Я молча, отрицательно покачал головой.

— И ничего не потерял, — сказал он мне.

На третий день подъехала полуторатонка, в кузов посадили меня и еще тех двух учителей, в кабину сел конвоир, и мы тронулись в обратный путь по тому шоссе, по которому когда-то шли пешком. Ехали ночью. И вдруг шофер и конвоир что-то закричали в кабине. Мы поднялись и выглянули вперед. На шоссе в свете фар, по шоссе, удирал от машины во все лопатки зайчонок.

— В сторону, в сторону! — кричали мы ему, но он не понимал и не догадывался выпрыгнуть во тьму из света фар и шпарил перед машиной. Шофер вошел и азарт и поддавал газу и вилял рулем за зайцем и, казалось, вот-вот раздавит его. Так шло уже долго.

— Да какой же ты глупый, заяц! — рвалось из души.

Но вдруг заяц остановился, сел на задние лапы, передние поджал к груди, поднял уши и уставился глазами на машину.

— Ну, наконец, — мелькнуло в голове. Но в это мгновение заяц сделал огромный прыжок в сторону, во тьму, в кусты, мы облегченно вздохнули, а шофер выровнял ход машины.

«Это мне доброе предзнаменование», — подумал я.

Вдруг вдали на темном небе проявилось темно-зеленое облачко. Это, наверное, было северное сияние, но не такое, как я видел раньше, а и виде каких-то передвигающихся занавесей или скатертей белесого цвета.

«Зеленый цвет — цвет надежды, — подумал я. — Это опять мне доброе предзнаменование». Хотя и не верил ни в какие предзнаменования. Когда я был еще на комендантском лагпункте, мне приснился сон — мой отец лежит дома на своей кровати, как бы спеленутый своим зеленым плюшевым одеялом. Вдруг он разделился на два точно таких же, но вдвое меньших, потом еще эти два разделились на еще меньших и еще раз, так что вся кровать оказалась занятой маленькими куколками в виде отца, завернутого в свое одеяло.

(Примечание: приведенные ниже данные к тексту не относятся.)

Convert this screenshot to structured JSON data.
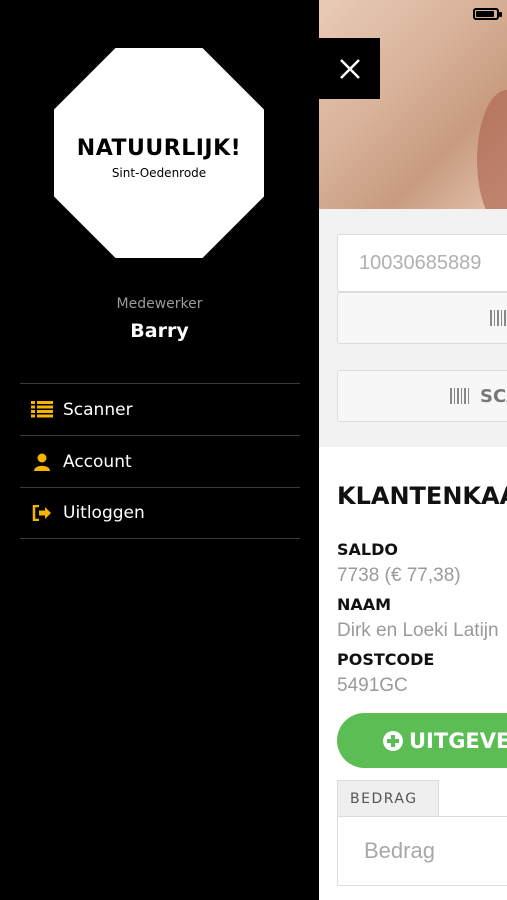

Этот сон мне запомнился и был неприятен.

11 августа отец умер в Москве, и снилось мне это, наверное, в тот же день. И вскоре мне еще приснился отец. Я лежал на кровати. Он подошел ко мне, весь в слезах, и, горько плача, стал обнимать меня и три раза крепко поцеловал. Этот сон мне часто вспоминался, и я дорожил им.

Потом мне говорили — когда в Москве друзьям стало известно, что нам будет пересуд, все радовались и ожидали освобождения, один отец говорил, что ему чудится что-то плохое за всем этим. И он оказался прав. Мой путь прошел по самому краю обрыва, внизу которого была смерть. Но и добрые предзнаменования, и зайчишка, улизнувший от смерти, и нелепый луч не подвели меня, и я еще десятки лет живу на воле.

К утру мы были в Сыктывкаре. Конвоир погрузил нас на пассажирский пароход, весь заполненный пассажирами. Интересно было оказаться в сутолоке вольного общества, от которого я так уже отвык.

Потом опять Котлас и далее этапом по тюрьмам — Киров, Пермь, Свердловск, Новосибирск. В Новосибирске на пересылке я услыхал, что Германия начала войну против Франции и Англии. Это было, наверное, 1 сентября 1939 года. Потом Новокузнецк. От станции до старокузнецкой тюрьмы пешком. Тщетно я вглядывался во встречных прохожих — а может быть, попадется кто-нибудь из наших коммунаров — но никого. Коммуна уже была разгромлена, и жизнь ее сузилась.

— А ведь в прошлые годы обязательно кто-нибудь да встретился бы, думал я.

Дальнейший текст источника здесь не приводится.